Jacqueline Marval, L’Étrange Femme, 1920 – Huile sur toile, 130 cm x 162 cm, Collection privée, courtesy Comité Jacqueline Marval – © Nicolas Roux dit Buisson

Jacqueline Marval était une peintre qui, dans les années 1930, était renommée et exposée dans le monde entier. Un succès au féminin suffisamment rare pour l’époque pour le souligner. Ses comparses ? Marquet, Matisse, Van Dongen ou encore Picasso pour ne citer qu’eux. Et pourtant, l’artiste à la vie incroyable est tombée dans l’oubli. Pourquoi ? Essentiellement parce qu’elle était une femme, n’ayons pas peur de le dire. La famille Roux dit Buisson ne l’entend pas de cette façon et oeuvre à la faire reconnaitre. Ça commence par le père, Raphaël Roux dit Buisson, qui a entrepris de collectionner tout au long de sa carrière les oeuvres de Jacqueline Marval. Suivi de près par ses enfants, ils créent ensemble le Comité Jacqueline Marval et contribuent à faire (re)découvrir au grand public des oeuvres absolument fabuleuses. Camille Roux dit Buisson (fille) nous en parle.

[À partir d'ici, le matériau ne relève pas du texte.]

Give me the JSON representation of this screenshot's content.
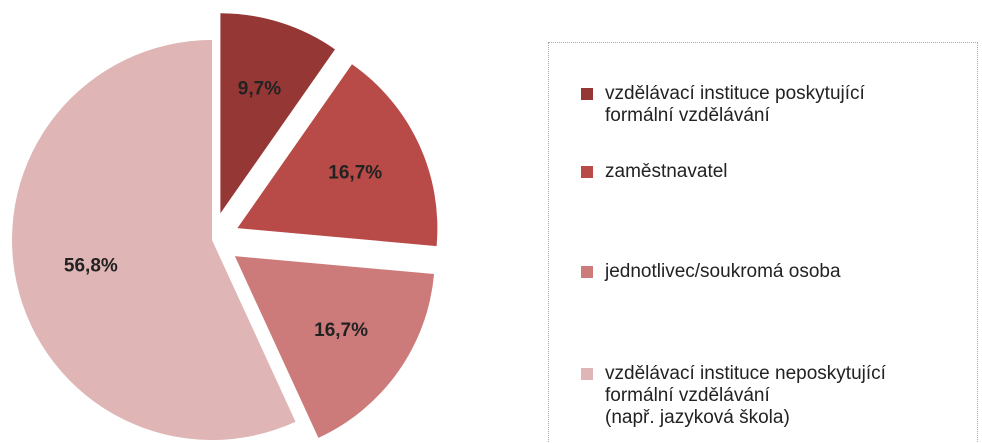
{
  "chart_data": {
    "type": "pie",
    "categories": [
      "vzdělávací instituce poskytující\nformální vzdělávání",
      "zaměstnavatel",
      "jednotlivec/soukromá osoba",
      "vzdělávací instituce neposkytující\nformální vzdělávání\n(např. jazyková škola)"
    ],
    "values": [
      9.7,
      16.7,
      16.7,
      56.8
    ],
    "value_labels": [
      "9,7%",
      "16,7%",
      "16,7%",
      "56,8%"
    ],
    "colors": [
      "#953735",
      "#b84a48",
      "#cc7b7a",
      "#dfb5b5"
    ]
  }
}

Qu’est ce que le Comité Jacqueline Marval ? Quelle est son histoire ?

Le Comité Jacqueline Marval est une association à but non lucratif de type loi 1901 qui a pour but de promouvoir et de remettre en lumière l’œuvre de Jacqueline Marval, à travers les moyens de communication, à travers la création d’un catalogue résonné, à travers l’organisation d’expositions en France et à l’étranger. Le comité a été créé à l’initiative de Raphaël dit Buisson qui s’est passionné pour l’artiste il y a plus de quarante ans, et qui a commencé à collectionner ses œuvres afin de constituer un ensemble et faire rayonner son œuvre.

Comment décrirais-tu cette peintre talentueuse ? Etait-elle aussi en avance sur son temps (surtout pour l’époque pour une femme) qu’on l’imagine ?

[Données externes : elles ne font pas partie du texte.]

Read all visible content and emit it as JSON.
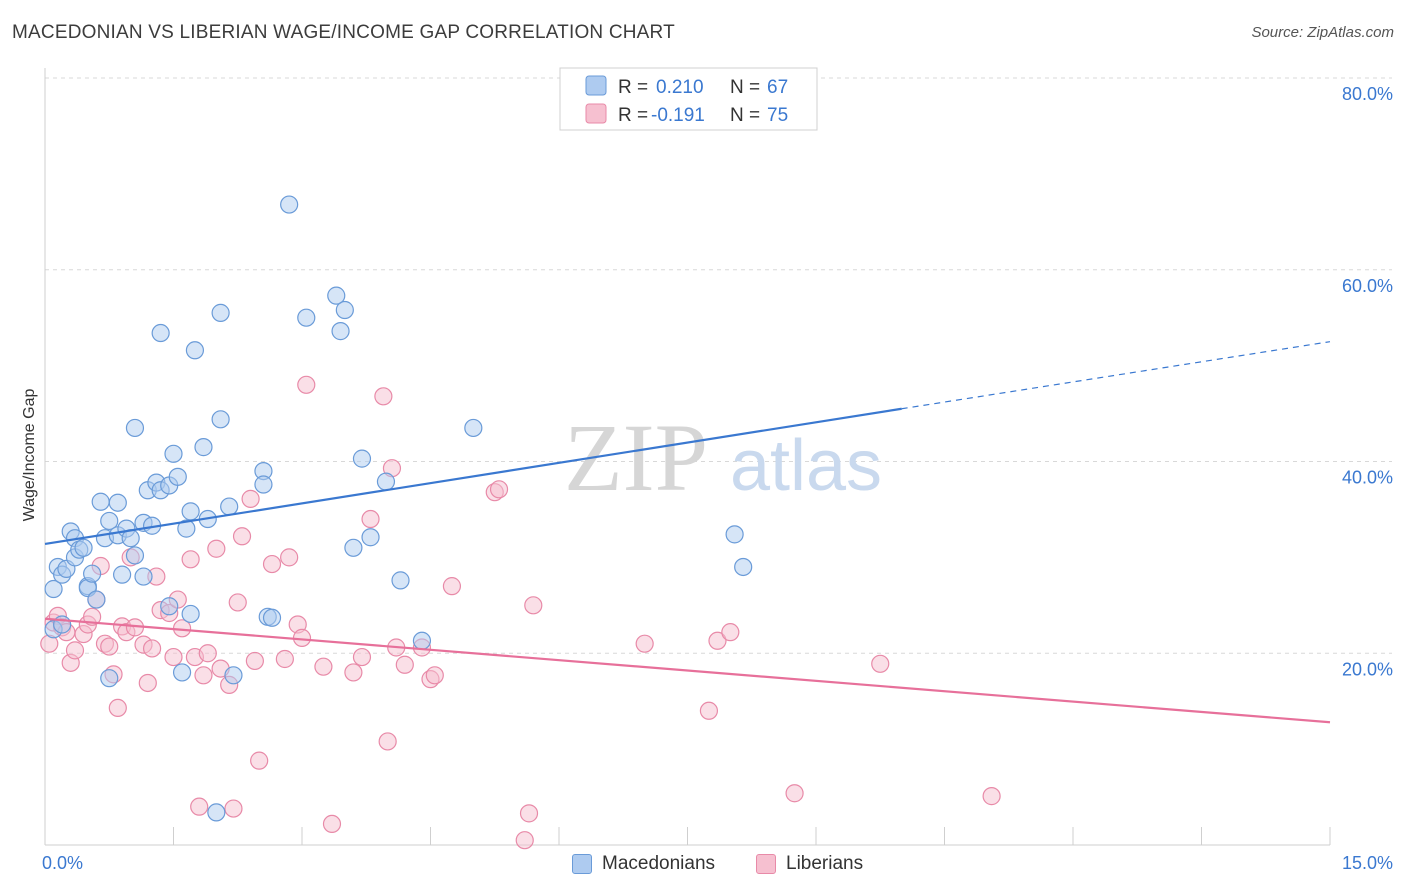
{
  "header": {
    "title": "MACEDONIAN VS LIBERIAN WAGE/INCOME GAP CORRELATION CHART",
    "source": "Source: ZipAtlas.com"
  },
  "colors": {
    "blue_fill": "#aecbf0",
    "blue_stroke": "#6a9bd8",
    "blue_line": "#3a78d0",
    "pink_fill": "#f6c0d0",
    "pink_stroke": "#e88aa8",
    "pink_line": "#e7709a",
    "value_text": "#3a78d0",
    "grid": "#d8d8d8"
  },
  "chart_data": {
    "type": "scatter",
    "title": "MACEDONIAN VS LIBERIAN WAGE/INCOME GAP CORRELATION CHART",
    "xlabel": "",
    "ylabel": "Wage/Income Gap",
    "xlim": [
      0,
      15
    ],
    "ylim": [
      0,
      80
    ],
    "x_tick_labels": [
      "0.0%",
      "15.0%"
    ],
    "y_ticks": [
      20,
      40,
      60,
      80
    ],
    "y_tick_labels": [
      "20.0%",
      "40.0%",
      "60.0%",
      "80.0%"
    ],
    "grid": true,
    "legend_top": [
      {
        "r_label": "R =",
        "r_value": "0.210",
        "n_label": "N =",
        "n_value": "67"
      },
      {
        "r_label": "R =",
        "r_value": "-0.191",
        "n_label": "N =",
        "n_value": "75"
      }
    ],
    "legend_bottom": [
      "Macedonians",
      "Liberians"
    ],
    "watermark": {
      "zip": "ZIP",
      "atlas": "atlas"
    },
    "series": [
      {
        "name": "Macedonians",
        "color": "blue",
        "trend": {
          "x0": 0,
          "y0": 31.4,
          "x1": 10.0,
          "y1": 45.5,
          "dash_to_x": 15.0,
          "dash_to_y": 52.5
        },
        "points": [
          [
            0.1,
            22.5
          ],
          [
            0.1,
            26.7
          ],
          [
            0.15,
            29.0
          ],
          [
            0.2,
            28.2
          ],
          [
            0.2,
            23.0
          ],
          [
            0.25,
            28.8
          ],
          [
            0.3,
            32.7
          ],
          [
            0.35,
            30.0
          ],
          [
            0.35,
            32.0
          ],
          [
            0.4,
            30.8
          ],
          [
            0.45,
            31.0
          ],
          [
            0.5,
            27.0
          ],
          [
            0.5,
            26.8
          ],
          [
            0.55,
            28.3
          ],
          [
            0.6,
            25.6
          ],
          [
            0.65,
            35.8
          ],
          [
            0.7,
            32.0
          ],
          [
            0.75,
            33.8
          ],
          [
            0.75,
            17.4
          ],
          [
            0.85,
            32.3
          ],
          [
            0.85,
            35.7
          ],
          [
            0.9,
            28.2
          ],
          [
            0.95,
            33.0
          ],
          [
            1.0,
            32.0
          ],
          [
            1.05,
            43.5
          ],
          [
            1.05,
            30.2
          ],
          [
            1.15,
            28.0
          ],
          [
            1.15,
            33.6
          ],
          [
            1.2,
            37.0
          ],
          [
            1.25,
            33.3
          ],
          [
            1.3,
            37.8
          ],
          [
            1.35,
            37.0
          ],
          [
            1.35,
            53.4
          ],
          [
            1.45,
            37.5
          ],
          [
            1.45,
            24.9
          ],
          [
            1.5,
            40.8
          ],
          [
            1.55,
            38.4
          ],
          [
            1.6,
            18.0
          ],
          [
            1.65,
            33.0
          ],
          [
            1.7,
            34.8
          ],
          [
            1.7,
            24.1
          ],
          [
            1.75,
            51.6
          ],
          [
            1.85,
            41.5
          ],
          [
            1.9,
            34.0
          ],
          [
            2.0,
            3.4
          ],
          [
            2.05,
            55.5
          ],
          [
            2.05,
            44.4
          ],
          [
            2.15,
            35.3
          ],
          [
            2.2,
            17.7
          ],
          [
            2.55,
            39.0
          ],
          [
            2.55,
            37.6
          ],
          [
            2.6,
            23.8
          ],
          [
            2.65,
            23.7
          ],
          [
            2.85,
            66.8
          ],
          [
            3.05,
            55.0
          ],
          [
            3.4,
            57.3
          ],
          [
            3.45,
            53.6
          ],
          [
            3.5,
            55.8
          ],
          [
            3.6,
            31.0
          ],
          [
            3.7,
            40.3
          ],
          [
            3.8,
            32.1
          ],
          [
            3.98,
            37.9
          ],
          [
            4.15,
            27.6
          ],
          [
            4.4,
            21.3
          ],
          [
            5.0,
            43.5
          ],
          [
            8.05,
            32.4
          ],
          [
            8.15,
            29.0
          ]
        ]
      },
      {
        "name": "Liberians",
        "color": "pink",
        "trend": {
          "x0": 0,
          "y0": 23.6,
          "x1": 15.0,
          "y1": 12.8
        },
        "points": [
          [
            0.05,
            21.0
          ],
          [
            0.1,
            23.2
          ],
          [
            0.15,
            23.9
          ],
          [
            0.2,
            22.7
          ],
          [
            0.25,
            22.2
          ],
          [
            0.3,
            19.0
          ],
          [
            0.35,
            20.3
          ],
          [
            0.45,
            22.0
          ],
          [
            0.5,
            23.0
          ],
          [
            0.55,
            23.8
          ],
          [
            0.6,
            25.6
          ],
          [
            0.65,
            29.1
          ],
          [
            0.7,
            21.0
          ],
          [
            0.75,
            20.7
          ],
          [
            0.8,
            17.8
          ],
          [
            0.85,
            14.3
          ],
          [
            0.9,
            22.8
          ],
          [
            0.95,
            22.2
          ],
          [
            1.0,
            30.0
          ],
          [
            1.05,
            22.7
          ],
          [
            1.15,
            20.9
          ],
          [
            1.2,
            16.9
          ],
          [
            1.25,
            20.5
          ],
          [
            1.3,
            28.0
          ],
          [
            1.35,
            24.5
          ],
          [
            1.45,
            24.2
          ],
          [
            1.5,
            19.6
          ],
          [
            1.55,
            25.6
          ],
          [
            1.6,
            22.6
          ],
          [
            1.7,
            29.8
          ],
          [
            1.75,
            19.6
          ],
          [
            1.8,
            4.0
          ],
          [
            1.85,
            17.7
          ],
          [
            1.9,
            20.0
          ],
          [
            2.0,
            30.9
          ],
          [
            2.05,
            18.4
          ],
          [
            2.15,
            16.7
          ],
          [
            2.2,
            3.8
          ],
          [
            2.25,
            25.3
          ],
          [
            2.3,
            32.2
          ],
          [
            2.4,
            36.1
          ],
          [
            2.45,
            19.2
          ],
          [
            2.5,
            8.8
          ],
          [
            2.65,
            29.3
          ],
          [
            2.8,
            19.4
          ],
          [
            2.85,
            30.0
          ],
          [
            2.95,
            23.0
          ],
          [
            3.0,
            21.6
          ],
          [
            3.05,
            48.0
          ],
          [
            3.25,
            18.6
          ],
          [
            3.35,
            2.2
          ],
          [
            3.6,
            18.0
          ],
          [
            3.7,
            19.6
          ],
          [
            3.8,
            34.0
          ],
          [
            3.95,
            46.8
          ],
          [
            4.0,
            10.8
          ],
          [
            4.05,
            39.3
          ],
          [
            4.1,
            20.6
          ],
          [
            4.2,
            18.8
          ],
          [
            4.4,
            20.6
          ],
          [
            4.5,
            17.3
          ],
          [
            4.55,
            17.7
          ],
          [
            4.75,
            27.0
          ],
          [
            5.25,
            36.8
          ],
          [
            5.3,
            37.1
          ],
          [
            5.6,
            0.5
          ],
          [
            5.65,
            3.3
          ],
          [
            5.7,
            25.0
          ],
          [
            7.0,
            21.0
          ],
          [
            7.75,
            14.0
          ],
          [
            7.85,
            21.3
          ],
          [
            8.0,
            22.2
          ],
          [
            8.75,
            5.4
          ],
          [
            9.75,
            18.9
          ],
          [
            11.05,
            5.1
          ]
        ]
      }
    ]
  }
}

Je dirais que c’est une femme libre et autodidacte qui n’a jamais attendu qu’on lui donne l’autorisation de faire les choses pour les faire. C’est une femme indépendante et forte, je pense qu’elle était très en avance sur son temps. Effectivement elle n’a pas hésité une seule seconde à tout quitter dès 1895, tournant le dos à Grenoble pour aller à Paris vivre de sa passion : l’art. Elle y a travaillé en tant que giletière et brodeuse pour pouvoir subvenir à ses besoins puis, petit à petit, a su faire de sa passion son métier. De plus elle était très en avance sur les questions de féminisme : si elle a beaucoup représenté différentes femmes dans ses tableaux, ici pas de male gaze, puisque ces femmes ne sont pas du tout en position de femmes objets. Même ses nus sont des femmes fortes, dont on peut ressentir le tempérament, notamment Les Odalisques du musée de Grenoble ou L’Odalisque au guépard, son autoportrait de 1900. Elle a aussi critiqué dans ses tableaux le rôle qui était attendu pour les femmes par la société, en représentant des femmes dans des jardins qui ne semblent avoir rien d’autre à faire que de tourner en rond (Les Endormies, Les Neurasthéniques…) rôle dans lequel elle ne se reconnaissait pas du tout.

De grande figure artistique dans les années 1920, elle est malheureusement tombée dans l’oubli, pourquoi ?

Jacqueline Marval a effectivement connu une carrière fulgurante et internationale dès sa découverte par le marchand Ambroise Vollard en 1901 et jusqu’à sa mort en 1932. Elle est malheureusement tombée dans l’oubli pour diverses raisons : elle n’a pas eu d’héritier, puisque son fils unique est décédé à l’âge de 6 mois, elle est décédée relativement tôt par rapport à ses pairs, avant la Seconde Guerre mondiale. Enfin comme beaucoup d’artistes femmes, elle a simplement été effacée de l’histoire de l’art. Il n’y a eu qu’une rétrospective dédiée à son œuvre à Grenoble en 1987. Ses toiles se sont vendues à travers le monde mais son œuvre de façon générale n’avait pas attiré l’attention depuis ces années jusqu’à aujourd’hui. J’ai bon espoir que cela change !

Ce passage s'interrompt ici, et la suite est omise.